Friday, Aug. 12, 1966
Simmering Symptoms
Summer is the season of rioting, when the fetid heat of the slums and the sloughs of despair combine to send minorities into the streets. So far this summer, nothing has happened on the order of the huge and destructive Harlem and Watts riots, but that is little cause for congratulations or complacency. Each week for most of the summer, the nation has been plagued by a dizzying number of simmering racial disturbances, any one of which might explode into massive proportions. Last week was one of particularly widespread unrest:
> In Omaha, where National Guardsmen quelled Negro rioting over the July 4 weekend, Negroes in the city's North-Side ghetto took to the streets again, looting or fire-bombing 35 buildings over a 72-hour period. This time, violence spilled beyond the ghetto into other parts of the city.
>In Chicago, scene of heavy Negro rioting last month, racial violence came this time from whites. As 450 civil rights marchers demonstrated for open housing in a lily-white Southwest-Side neighborhood, they were taunted ("White power! White power!") by a mob of 750 whites, who burned twelve of the demonstrators' cars, overturned 22 and dumped two more into a lagoon. At week's end, as 500 marchers returned to the neighborhood for another try, a mob of 7,000 whites taunted them with curses, threw volleys of rocks, bottles and eggs. Injured: March Leader Martin Luther King, who was struck on the head by a rock and was narrowly missed by a switchblade knife that was thrown at him but gashed the shoulder of another demonstrator instead. Said King: "I have to do this--to expose myself--to bring this hate into the open."
>In Minneapolis, which has only 16,000 Negroes among its 480,000 residents, Negro youths smashed windows and looted white-owned stores on the city's racially mixed north side. Amid threats of more violence, city officials next day managed to find jobs in private firms for 60 Negro youths. Nonetheless, a building was set afire and more windows smashed in the troubled neighborhood.
> In Philadelphia, tense confrontations between police and Negroes occurred three nights running at an all-Negro public-housing complex, resulting in promises that Negro charges of police brutality would be investigated.

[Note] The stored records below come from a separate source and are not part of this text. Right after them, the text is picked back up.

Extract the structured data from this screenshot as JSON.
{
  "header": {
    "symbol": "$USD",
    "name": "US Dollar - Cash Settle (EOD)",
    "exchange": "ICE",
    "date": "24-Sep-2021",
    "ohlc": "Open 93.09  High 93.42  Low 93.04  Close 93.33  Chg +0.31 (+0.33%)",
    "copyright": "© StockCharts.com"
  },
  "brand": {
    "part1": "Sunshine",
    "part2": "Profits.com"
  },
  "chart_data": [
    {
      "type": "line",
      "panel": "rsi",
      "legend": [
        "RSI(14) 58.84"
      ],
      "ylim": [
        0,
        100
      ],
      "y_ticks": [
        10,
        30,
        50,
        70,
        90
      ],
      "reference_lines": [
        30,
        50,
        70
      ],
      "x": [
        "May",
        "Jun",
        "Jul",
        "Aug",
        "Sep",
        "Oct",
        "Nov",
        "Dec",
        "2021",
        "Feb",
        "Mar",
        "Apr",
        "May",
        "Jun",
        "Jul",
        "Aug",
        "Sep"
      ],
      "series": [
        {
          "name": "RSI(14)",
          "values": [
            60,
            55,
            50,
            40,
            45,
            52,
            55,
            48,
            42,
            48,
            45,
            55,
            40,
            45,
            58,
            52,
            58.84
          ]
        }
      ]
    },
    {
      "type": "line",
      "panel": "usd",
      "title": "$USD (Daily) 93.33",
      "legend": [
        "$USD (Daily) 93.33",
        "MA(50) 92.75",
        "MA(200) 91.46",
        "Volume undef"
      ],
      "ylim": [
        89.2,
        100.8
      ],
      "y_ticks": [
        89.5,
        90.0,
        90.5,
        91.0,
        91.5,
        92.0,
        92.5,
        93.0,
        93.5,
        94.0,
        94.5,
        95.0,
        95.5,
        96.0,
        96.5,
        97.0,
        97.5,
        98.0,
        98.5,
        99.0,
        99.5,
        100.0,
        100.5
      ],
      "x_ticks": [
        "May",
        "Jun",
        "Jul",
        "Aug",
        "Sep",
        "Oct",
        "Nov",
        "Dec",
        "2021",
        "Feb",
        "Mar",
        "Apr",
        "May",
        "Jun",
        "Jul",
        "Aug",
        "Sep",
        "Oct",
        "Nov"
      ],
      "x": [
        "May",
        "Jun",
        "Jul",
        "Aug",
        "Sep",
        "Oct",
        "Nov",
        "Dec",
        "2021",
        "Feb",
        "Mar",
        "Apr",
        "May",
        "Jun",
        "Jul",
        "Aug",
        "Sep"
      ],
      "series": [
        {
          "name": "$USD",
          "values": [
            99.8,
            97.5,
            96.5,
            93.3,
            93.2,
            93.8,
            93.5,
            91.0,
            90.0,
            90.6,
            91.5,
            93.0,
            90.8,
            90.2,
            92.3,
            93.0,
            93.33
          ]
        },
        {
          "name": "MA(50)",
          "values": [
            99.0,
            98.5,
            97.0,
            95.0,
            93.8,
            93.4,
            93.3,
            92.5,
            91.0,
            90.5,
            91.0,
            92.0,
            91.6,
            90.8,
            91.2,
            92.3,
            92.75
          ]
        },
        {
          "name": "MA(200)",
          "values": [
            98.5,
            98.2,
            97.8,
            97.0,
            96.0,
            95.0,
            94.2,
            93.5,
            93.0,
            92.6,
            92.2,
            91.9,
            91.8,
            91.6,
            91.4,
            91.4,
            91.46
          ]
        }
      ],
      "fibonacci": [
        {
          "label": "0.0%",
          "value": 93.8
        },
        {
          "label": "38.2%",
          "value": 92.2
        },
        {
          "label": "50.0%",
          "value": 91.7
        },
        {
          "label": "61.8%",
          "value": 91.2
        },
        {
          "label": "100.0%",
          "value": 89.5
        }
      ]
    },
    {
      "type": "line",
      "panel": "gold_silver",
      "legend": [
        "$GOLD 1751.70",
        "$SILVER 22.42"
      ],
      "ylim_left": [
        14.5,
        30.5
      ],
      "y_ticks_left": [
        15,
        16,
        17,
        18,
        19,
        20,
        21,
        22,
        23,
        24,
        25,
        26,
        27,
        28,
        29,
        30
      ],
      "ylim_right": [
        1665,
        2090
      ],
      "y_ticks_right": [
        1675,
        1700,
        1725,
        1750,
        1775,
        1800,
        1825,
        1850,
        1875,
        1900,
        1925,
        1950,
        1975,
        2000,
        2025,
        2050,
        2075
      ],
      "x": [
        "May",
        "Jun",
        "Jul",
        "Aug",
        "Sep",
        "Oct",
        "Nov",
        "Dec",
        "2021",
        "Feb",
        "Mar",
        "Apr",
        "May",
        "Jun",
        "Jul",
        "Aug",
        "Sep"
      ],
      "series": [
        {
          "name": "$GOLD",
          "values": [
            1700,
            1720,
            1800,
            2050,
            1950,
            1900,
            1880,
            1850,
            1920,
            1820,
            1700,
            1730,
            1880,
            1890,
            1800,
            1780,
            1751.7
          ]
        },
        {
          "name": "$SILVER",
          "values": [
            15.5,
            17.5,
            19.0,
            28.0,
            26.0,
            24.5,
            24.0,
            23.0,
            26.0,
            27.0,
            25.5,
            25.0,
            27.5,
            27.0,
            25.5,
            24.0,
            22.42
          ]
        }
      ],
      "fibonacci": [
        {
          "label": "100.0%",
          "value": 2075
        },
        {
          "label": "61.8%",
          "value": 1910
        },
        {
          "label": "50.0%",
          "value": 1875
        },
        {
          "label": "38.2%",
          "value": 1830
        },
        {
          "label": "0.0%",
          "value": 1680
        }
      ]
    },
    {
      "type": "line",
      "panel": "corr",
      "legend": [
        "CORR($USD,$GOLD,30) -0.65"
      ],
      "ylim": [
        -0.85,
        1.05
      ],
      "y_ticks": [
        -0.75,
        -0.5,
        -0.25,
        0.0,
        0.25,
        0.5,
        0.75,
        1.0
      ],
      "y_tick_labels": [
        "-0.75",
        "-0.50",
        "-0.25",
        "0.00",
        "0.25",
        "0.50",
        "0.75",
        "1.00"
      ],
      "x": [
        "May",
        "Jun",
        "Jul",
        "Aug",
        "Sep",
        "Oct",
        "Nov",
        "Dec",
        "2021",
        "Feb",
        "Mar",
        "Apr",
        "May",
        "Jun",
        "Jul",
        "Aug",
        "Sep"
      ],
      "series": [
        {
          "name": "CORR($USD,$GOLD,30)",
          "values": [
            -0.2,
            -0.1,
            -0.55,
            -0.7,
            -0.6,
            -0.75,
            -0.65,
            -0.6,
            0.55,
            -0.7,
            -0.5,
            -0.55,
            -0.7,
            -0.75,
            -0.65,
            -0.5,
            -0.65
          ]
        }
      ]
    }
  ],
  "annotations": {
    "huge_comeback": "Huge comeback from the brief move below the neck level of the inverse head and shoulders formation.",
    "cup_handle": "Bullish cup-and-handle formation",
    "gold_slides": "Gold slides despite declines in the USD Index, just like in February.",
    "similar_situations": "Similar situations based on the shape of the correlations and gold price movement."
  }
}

> In Providence, violence erupted following a civil rights rally at a shopping center in a predominantly Negro neighborhood. When hundreds of Negro youths began pegging rocks, beer cans and bottles at nine policemen who were keeping an eye on them, a phalanx of 48 other policemen stationed near by because of rumors of trouble quickly broke up the crowd from behind gladiatorlike shields, arresting 22 youths.
> In Perth Amboy, N.J. (pop. 39,000), a police arrest was followed by four nights of disquiet among the city's 7,000 Puerto Ricans, during which police claimed to have been attacked with rocks, bottles and Molotov cocktails. A Puerto Rican spokesman charged, however, that "it was the police who rioted" by seizing innocent people in the streets. Either way, city officials promised to consider rescinding an antiloitering ordinance that many Puerto Ricans resented.
> In Atlanta, after a white motorcycle policeman stopped a Negro for making an illegal turn, 200 other Negroes gathered and were led in chanting "Black power!" by Stokely Carmichael, 25, the national chairman of the Student Non-violent Coordinating Committee, whose headquarters are only three blocks from the incident. A Negro police sergeant finally succeeded in dispersing them.
"Both at Once." The day after the Atlanta street incident, Stokely Carmichael told reporters that S.N.C.C. is considering forming a coalition with the extremist Black Muslims. As for black power, the New York Times laid hands on a confidential S.N.C.C. manifesto that showed that the use of the term was planned many months ago. Said the manifesto: "If we are to proceed toward liberation, we must cut ourselves off from white people. We must form our own institutions, credit unions, coops, political parties, write our own histories."
Making the case for a joint history, Ford Foundation Boss McGeorge Bundy last week told the Urban League convention in Philadelphia that "the more you look at the Negro problem the less you can separate it from the problem of life in America." The former presidential adviser took issue with those who contend that the Viet Nam war and improving the Negro's lot at home "have opposite priorities," declared that the U.S. has the men and resources "for both these jobs at once." Whatever the challenge, said Bundy, Negroes and whites "shall succeed or fail together, in our great cities as in our whole society."